Many psychotropic drugs are highly associated with related weight gain. Glucagon-like peptide-1 receptor agonists (GLP-1RAs) are established anti-obesity and glucose-lowering agents. Preliminary evidence also indicates they are fit for purpose in mitigating psychotropic drug-related weight gain (PDWG). This systematic review aims to synthesize the extant evidence from randomized controlled trials (RCTs) on the effects of GLP-1RAs on weight change in persons experiencing PDWG.
Methods
Online databases (ie, PubMed, OVID Medline, Google Scholar) were searched to identify relevant studies from inception to January 1, 2024. Articles were screened by title, abstract, and full-text by three independent reviewers against inclusion and exclusion criteria.
Results
We identified six studies with participants aged ≥18 (n=374) that were eligible for inclusion in our systematic review.
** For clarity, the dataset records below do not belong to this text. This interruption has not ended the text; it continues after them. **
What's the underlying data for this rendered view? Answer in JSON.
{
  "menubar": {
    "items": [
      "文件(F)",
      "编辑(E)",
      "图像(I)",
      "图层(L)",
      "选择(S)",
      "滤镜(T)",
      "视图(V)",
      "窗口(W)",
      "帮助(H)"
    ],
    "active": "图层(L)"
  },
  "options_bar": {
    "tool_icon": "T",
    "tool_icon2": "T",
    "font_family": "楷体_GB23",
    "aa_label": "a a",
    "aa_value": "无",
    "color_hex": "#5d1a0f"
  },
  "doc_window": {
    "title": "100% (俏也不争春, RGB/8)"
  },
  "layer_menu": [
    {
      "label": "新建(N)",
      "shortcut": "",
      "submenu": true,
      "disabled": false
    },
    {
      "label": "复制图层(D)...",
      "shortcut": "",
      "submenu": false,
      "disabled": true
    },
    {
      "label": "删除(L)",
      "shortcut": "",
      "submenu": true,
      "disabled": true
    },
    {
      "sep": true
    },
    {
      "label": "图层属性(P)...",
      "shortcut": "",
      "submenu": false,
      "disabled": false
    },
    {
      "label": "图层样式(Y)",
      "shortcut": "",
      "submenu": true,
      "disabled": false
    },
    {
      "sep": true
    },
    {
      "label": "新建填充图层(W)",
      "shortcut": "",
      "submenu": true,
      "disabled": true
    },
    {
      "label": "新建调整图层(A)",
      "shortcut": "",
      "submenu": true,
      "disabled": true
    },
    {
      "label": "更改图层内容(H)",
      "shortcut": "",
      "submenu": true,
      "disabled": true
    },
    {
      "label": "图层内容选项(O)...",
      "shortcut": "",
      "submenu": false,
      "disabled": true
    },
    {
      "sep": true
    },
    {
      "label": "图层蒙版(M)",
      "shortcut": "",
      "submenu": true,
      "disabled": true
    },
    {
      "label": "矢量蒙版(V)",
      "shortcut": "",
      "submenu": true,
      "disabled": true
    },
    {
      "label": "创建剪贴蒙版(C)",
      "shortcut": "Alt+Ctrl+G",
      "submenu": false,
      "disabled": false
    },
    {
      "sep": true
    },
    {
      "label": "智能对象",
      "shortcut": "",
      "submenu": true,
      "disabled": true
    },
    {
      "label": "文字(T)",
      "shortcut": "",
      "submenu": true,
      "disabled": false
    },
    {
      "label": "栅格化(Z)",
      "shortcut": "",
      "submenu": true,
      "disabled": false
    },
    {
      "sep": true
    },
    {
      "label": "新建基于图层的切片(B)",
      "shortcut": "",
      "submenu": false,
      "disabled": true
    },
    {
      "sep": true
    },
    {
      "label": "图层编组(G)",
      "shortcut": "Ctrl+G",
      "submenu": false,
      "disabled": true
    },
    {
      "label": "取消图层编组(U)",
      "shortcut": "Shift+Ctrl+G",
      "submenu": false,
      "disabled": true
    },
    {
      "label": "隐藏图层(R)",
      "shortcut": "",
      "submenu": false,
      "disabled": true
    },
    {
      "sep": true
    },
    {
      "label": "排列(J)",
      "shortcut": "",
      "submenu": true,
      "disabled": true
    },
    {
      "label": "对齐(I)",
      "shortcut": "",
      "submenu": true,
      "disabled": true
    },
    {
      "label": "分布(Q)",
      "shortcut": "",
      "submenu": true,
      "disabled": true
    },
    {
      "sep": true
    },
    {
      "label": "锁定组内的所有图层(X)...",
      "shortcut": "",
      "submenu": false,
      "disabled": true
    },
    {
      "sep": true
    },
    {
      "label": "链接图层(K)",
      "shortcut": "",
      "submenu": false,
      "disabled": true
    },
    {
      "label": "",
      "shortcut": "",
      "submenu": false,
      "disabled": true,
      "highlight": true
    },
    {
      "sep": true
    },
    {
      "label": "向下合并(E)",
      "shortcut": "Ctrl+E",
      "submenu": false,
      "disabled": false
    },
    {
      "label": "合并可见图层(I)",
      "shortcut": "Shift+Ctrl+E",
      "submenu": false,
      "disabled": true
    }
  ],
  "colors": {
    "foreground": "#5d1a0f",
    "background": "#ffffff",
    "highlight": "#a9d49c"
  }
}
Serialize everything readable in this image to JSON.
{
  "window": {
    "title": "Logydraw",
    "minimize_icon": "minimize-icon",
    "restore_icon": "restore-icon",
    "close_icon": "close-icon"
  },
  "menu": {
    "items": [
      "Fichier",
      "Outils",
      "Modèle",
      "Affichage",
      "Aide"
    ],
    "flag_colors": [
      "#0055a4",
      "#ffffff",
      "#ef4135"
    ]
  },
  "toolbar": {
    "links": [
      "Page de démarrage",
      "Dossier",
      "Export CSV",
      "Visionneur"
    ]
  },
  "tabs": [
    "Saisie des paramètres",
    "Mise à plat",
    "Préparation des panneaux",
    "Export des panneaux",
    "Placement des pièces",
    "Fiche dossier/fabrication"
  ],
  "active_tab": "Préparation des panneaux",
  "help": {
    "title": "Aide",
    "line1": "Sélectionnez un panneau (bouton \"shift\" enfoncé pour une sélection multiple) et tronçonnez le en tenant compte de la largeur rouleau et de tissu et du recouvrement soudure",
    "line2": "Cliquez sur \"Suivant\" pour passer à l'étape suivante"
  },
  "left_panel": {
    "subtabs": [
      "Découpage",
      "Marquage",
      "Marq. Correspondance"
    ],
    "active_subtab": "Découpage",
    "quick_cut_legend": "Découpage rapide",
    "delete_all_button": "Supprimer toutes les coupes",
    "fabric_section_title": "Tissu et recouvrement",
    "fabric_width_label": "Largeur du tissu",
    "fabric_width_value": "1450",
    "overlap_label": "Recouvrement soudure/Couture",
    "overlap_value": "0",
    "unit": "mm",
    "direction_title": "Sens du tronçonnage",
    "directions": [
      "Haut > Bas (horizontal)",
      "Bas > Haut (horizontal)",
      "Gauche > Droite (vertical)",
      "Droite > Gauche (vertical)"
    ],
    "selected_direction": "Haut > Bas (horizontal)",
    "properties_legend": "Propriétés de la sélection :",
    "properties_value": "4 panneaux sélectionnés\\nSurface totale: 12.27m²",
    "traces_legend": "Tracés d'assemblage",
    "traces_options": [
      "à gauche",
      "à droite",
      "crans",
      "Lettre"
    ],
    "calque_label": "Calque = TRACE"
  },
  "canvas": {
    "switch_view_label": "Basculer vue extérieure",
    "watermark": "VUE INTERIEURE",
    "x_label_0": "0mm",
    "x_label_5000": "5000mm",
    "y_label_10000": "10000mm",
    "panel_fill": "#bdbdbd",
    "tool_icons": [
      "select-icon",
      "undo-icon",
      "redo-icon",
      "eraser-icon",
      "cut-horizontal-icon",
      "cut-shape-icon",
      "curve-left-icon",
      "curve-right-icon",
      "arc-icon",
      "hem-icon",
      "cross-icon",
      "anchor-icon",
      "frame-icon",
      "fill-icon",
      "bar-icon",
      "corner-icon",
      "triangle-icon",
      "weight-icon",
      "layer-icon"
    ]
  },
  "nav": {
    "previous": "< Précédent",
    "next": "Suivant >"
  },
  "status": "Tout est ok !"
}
Most studies reported a significant and clinically meaningful effect of GLP-1RAs on anthropometrics and/or metabolics. All RCTs replicated the finding of modest or greater effects of GLP-1RAs; the most studied agents were liraglutide and exenatide. There was insufficient literature to conduct a meta-analysis.
Conclusion
Evidence suggests that GLP-1RAs are effective in mitigating weight gain in persons prescribed psychiatric medication. It is hypothesized that GLP-1RAs may moderate weight change in persons prescribed psychiatric medication through direct effects on metabolism and cognitive processes implicated in hunger/satiety. Future studies should aim to explore the long-term safety, tolerability, and efficacy profiles of various GLP-1RAs in the treatment and prevention of abnormal weight and metabolic homeostasis in psychiatric populations.